Star Celebrates the Holidays Wearing Three Hats
’Tis the season for Jerry Stiller. This year, the veteran comedian’s got his hands in festive ventures on all parts of the holiday spectrum. For Hanukkah, he’s the voice of a singing, dancing, latke-proffering doll; as Arthur Spooner on the CBS sitcom “The King of Queens,” he gave his daughter and son-in-law a Christmas present of a cherry-red jalopy, and for Festivus, the holiday he helped introduce to the world on a 1997 “Seinfeld” episode (as Frank Costanza), Stiller wrote the introduction to a new book that outlines trends in the nascent holiday’s observance.
But behind the kitsch is a commitment to charity.
The seasoned laugh maker recently joined author Allen Salkin at a Manhattan launch party for “Festivus: The Holiday for the Rest of Us.” The Festivus holiday, as outlined on “Seinfeld” and described in the new book, is observed in three key ways: erecting a Festivus pole, airing grievances and engaging in feats of strength. As Costanza père, Stiller insisted on being pinned to the ground at the culmination of the Festivus celebration. A real-life torn rotator cuff prevented him from participating in the launch party’s feats of strength, but he was in good enough shape to air grievances in accordance with tradition.
Stiller has donated his portion of the new hardcover’s royalties to his favorite charity, the Boys and Girls Republic, a clubhouse on Manhattan’s Lower East Side where kids elect their own mayor — as they did when he hung out there. In a silent auction, a Festivus pole and an early version of a “Seinfeld” script, both signed by Stiller, were sold.

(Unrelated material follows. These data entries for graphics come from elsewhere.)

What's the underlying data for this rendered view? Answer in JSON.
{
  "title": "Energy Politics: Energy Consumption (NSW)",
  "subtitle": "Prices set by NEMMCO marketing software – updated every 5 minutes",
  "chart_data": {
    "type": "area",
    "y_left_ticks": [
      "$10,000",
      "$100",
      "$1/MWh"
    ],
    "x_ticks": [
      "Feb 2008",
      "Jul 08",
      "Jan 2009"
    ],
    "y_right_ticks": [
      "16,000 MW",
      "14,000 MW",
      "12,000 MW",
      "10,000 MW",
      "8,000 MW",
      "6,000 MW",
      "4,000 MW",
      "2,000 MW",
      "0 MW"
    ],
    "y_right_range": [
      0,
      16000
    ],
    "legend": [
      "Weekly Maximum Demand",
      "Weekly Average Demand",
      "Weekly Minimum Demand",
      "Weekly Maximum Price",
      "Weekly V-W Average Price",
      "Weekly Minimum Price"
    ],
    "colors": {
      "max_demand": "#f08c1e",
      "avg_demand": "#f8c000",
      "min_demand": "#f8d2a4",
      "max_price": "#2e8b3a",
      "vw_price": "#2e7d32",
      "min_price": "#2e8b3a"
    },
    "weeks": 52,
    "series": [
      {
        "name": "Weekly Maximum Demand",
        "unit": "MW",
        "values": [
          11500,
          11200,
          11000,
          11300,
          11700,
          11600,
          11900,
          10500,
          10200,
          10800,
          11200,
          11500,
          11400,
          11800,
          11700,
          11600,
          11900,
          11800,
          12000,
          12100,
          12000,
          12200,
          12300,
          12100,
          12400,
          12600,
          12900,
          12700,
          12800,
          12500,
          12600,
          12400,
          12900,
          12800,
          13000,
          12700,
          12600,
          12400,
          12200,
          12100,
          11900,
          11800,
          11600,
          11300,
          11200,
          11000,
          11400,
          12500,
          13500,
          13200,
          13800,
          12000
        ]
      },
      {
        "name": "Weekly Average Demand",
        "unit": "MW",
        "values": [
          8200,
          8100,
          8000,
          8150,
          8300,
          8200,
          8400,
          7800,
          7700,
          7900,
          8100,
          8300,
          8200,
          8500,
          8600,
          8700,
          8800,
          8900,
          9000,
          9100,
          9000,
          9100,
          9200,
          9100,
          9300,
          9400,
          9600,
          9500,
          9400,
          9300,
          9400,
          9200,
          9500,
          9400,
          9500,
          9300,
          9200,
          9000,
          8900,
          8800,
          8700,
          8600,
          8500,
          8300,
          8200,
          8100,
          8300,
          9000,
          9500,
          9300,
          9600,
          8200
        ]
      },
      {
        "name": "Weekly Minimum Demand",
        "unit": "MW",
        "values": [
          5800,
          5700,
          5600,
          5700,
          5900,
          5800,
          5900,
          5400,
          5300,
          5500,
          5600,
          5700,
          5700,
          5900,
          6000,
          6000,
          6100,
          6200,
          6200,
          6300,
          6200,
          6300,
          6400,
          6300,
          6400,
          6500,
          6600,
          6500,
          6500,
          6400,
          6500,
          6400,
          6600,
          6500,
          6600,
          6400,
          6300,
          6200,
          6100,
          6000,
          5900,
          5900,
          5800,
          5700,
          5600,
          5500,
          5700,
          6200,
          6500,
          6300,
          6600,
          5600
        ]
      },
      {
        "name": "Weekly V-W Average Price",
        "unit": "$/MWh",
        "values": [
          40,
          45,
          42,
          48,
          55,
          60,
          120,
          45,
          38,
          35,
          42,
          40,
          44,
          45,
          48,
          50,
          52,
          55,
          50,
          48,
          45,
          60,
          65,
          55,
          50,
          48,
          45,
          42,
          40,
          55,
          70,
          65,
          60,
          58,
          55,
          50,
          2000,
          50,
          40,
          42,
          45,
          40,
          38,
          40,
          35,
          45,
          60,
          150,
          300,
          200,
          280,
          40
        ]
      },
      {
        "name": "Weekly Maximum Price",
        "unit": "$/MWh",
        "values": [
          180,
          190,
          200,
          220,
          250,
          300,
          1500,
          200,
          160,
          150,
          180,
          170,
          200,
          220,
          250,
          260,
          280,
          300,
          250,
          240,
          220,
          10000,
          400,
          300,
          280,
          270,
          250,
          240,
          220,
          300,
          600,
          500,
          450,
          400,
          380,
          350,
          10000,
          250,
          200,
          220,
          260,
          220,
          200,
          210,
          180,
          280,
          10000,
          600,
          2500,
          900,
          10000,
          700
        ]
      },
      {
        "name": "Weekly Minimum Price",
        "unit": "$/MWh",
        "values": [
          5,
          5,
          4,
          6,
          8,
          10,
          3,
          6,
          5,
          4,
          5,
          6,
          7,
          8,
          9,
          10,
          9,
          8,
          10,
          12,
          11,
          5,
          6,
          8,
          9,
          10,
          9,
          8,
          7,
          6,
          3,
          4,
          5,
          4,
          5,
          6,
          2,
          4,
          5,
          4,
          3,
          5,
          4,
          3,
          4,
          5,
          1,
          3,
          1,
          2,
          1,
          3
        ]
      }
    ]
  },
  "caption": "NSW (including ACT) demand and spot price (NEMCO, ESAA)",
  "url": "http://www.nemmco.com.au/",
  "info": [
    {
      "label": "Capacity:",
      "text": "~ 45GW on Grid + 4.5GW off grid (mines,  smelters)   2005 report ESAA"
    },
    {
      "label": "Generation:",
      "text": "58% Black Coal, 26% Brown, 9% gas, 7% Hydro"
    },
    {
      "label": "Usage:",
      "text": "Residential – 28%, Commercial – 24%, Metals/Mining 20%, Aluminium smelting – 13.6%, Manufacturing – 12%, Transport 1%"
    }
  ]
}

Stiller’s other big holiday project is a new plush chef toy named Latke Larry. The toy was invented by Rabbi Areyah Kaltmann, head of the Ohio State University Chabad House in Columbus, Ohio. Kaltmann met Stiller through a mutual friend and convinced him to vocalize the latke maven’s message. Proceeds from sales of the charismatic, tzitzit-wearing fry cook go to the Friendship Circle, an international organization that operates under the auspices of local Chabad-Lubavitch centers. The organization encourages teenagers to create community by volunteering with kids who have special needs. The latkes in Larry’s pan may seem a bit pale, but what the doll lacks in culinary presentation he makes up for in song. Stiller gives a deadpan delivery, crooning revised lyrics (provided by the rabbi) to the tune of “Maoz Tzur” (“Rock of Ages”): “I’ve got tales of Maccabees/Oy! And plenty of calories/Celebrate our history/How we made it is still a mystery…. Fill your plate/Eat my chow/Finally I have some serenity now.”
Stiller’s peace of mind seems to come from helping others. Kaltmann can’t stop raving about his generosity: “He cares, he’s funny. Like Larry, he’s a cuddly rabbi. He has such a big heart.” Latke Larry may be “the world’s only talking action Hanukkah gift,” but Stiller’s good deeds are likely to echo throughout the year.
Both Latke Larry and “Festivus: A Holiday for the Rest of Us” are available online at www.chosencouture.com.